Davalı şirket vekili cevabında, davacılarca TTK. nun 381/son maddesi hükmünce teminat göstermesi gerektiğini, genel kurul kararlarının kısmen iptalini dava edilemeyeceğini, ana sözleşme tadil tasarısının SPK tarafından onaylandığını, alınan kararların birikimli oy yöntemine aykırılık taşımadığı, iptali istenilen bir kısım değişikliğin şirketin iki gruba ayrılması ve bu grupların bir araya gelerek kararlar olmasının olanaksız hale gelmesi üzerine yönetimin işlenemezliğinin önlenmesini amaçladığını ve sorunluluktan kaynaklandığını, genel kurulun yasanın emredici kurullarına aykırı olmayan değişiklikler yapmaya yetkili olduğunu, birikimli oy yönetiminin çoğunluğun karar olmasını engelleyici biçimde yorumlanamayacağını, genel kurul ve yönetim kurulunun toplantı nisaplarında eski metnin sisteminden ayrılınmadığını, murahhas üye ve denetçi seçimine ilişkin değişikliklerin ana sözleşmenin eski haline uygun olduğunun savunarak, davanın reddini istemiştir.

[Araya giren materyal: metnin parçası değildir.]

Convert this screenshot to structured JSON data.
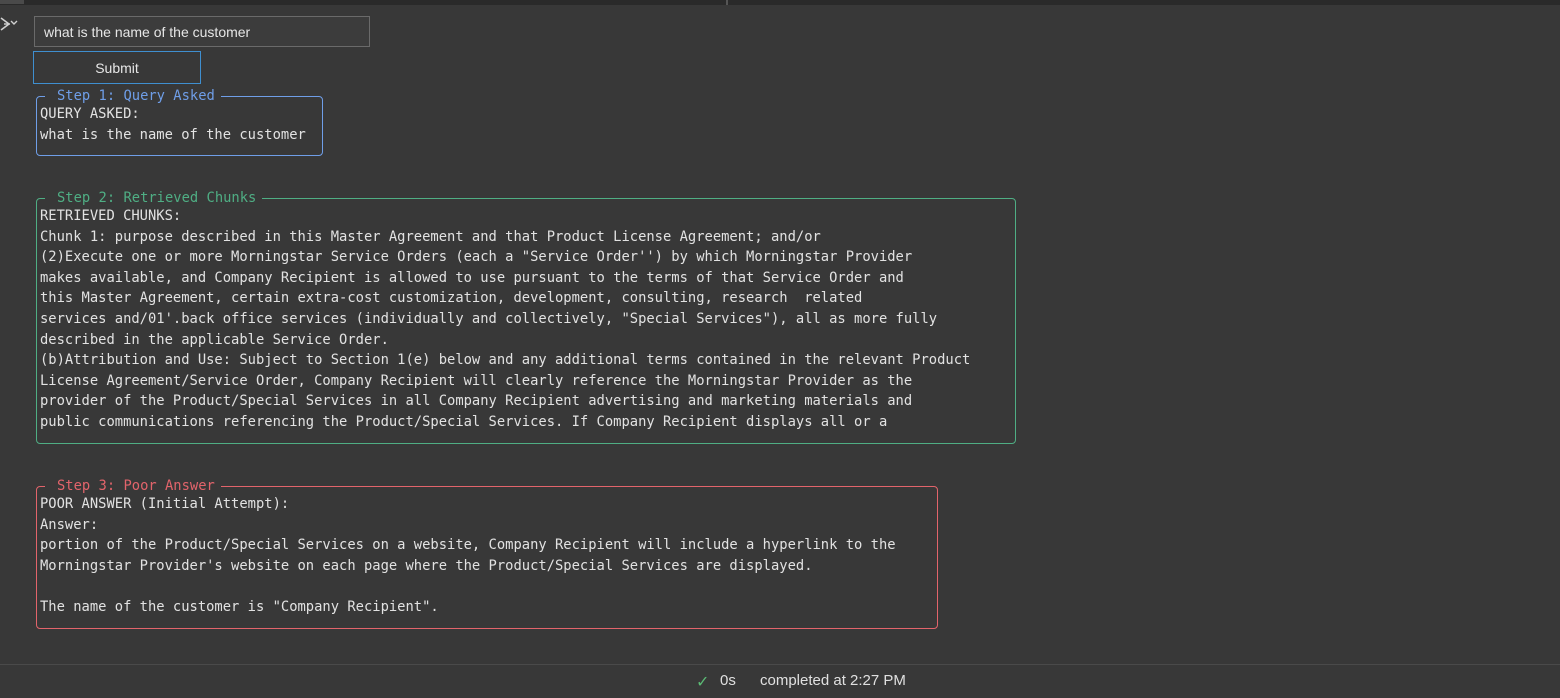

Mahkemece, genel kurula katılarak iptalini istedikleri maddelere muhalif kalarak bu iradelerini genel kurul tutanağına geçirten davacıların dava haklarının bulunduğu, davalı şirketin 17.08.2004 tarihli genel kurulunda ana sözleşmenin 3 ncü maddesinin 5 nci fıkrasının 8 nci bendi ile eski metinden farklı olarak yapılacak kefalet ve teminat işlemlerinden SPK mevzuatına uygun olarak yatırımcıların aydınlatılması-bilgilendirilmesi hususunun eklendiği ve bu değişikliğin şirket ve ortakları aleyhine bir durum yaratmadığı, davaya konu edilen diğer ana sözleşme değişikliklerinin objektif iyi niyet kuralları ile bağdaşmadığı gerekçesiyle davaların kısmen kabulü ile davalı Ç. A.Ş.nın 17.08.2004 tarihli genel kurul toplantısında gündemin 10 ncu maddesi görüşülerek ana sözleşmenin 9, 10, 11, 12, 14 ve 19 ncu maddelerinde yapılan değişikliklerin iptaline karar verilmiştir.
1- 1984 yılında kurulan davalı Ç. A.Ş. Ana sözleşmesinin genel kurul toplantıları ve bu toplantılardaki karar nisabına ilişkin 19 ncu maddesi ile özel bir düzenleme yoluna gidilmemiş, genel kurul toplantıları ve bu toplantılardaki nisabın Türk Ticaret Kanunu hükümlerine tabi olduğu belirtilmiştir.
Davalı şirketin 2003 yılı Olağan Genel Kurulu 17.08.2004 tarihinde 8.000.000.000 adet paydan 7.773.184.000 payın temsili ile toplanmış, asıl ve birleştirilen davalarda iptali istenilen 3, 5, 8, 9, 10, 11, 12, 14 ve 19 nolu Ana sözleşme maddeleri 3.584.1 75.612 ret oyuna karşılık 4.189.008.388 kabul oyu ile değiştirilmiştir. Sözü edilen Ana sözleşme maddeleri katılanların yaklaşık %54 oyu ile değiştirilmiş bulunmaktadır.
Ana sözleşmeler yasa ile değiştirilemezler. Ancak, ana sözleşmede öngörülen yöntem ve koşullarla ortaklık genel kurullarında alınan kararlarla değiştirilebilirler.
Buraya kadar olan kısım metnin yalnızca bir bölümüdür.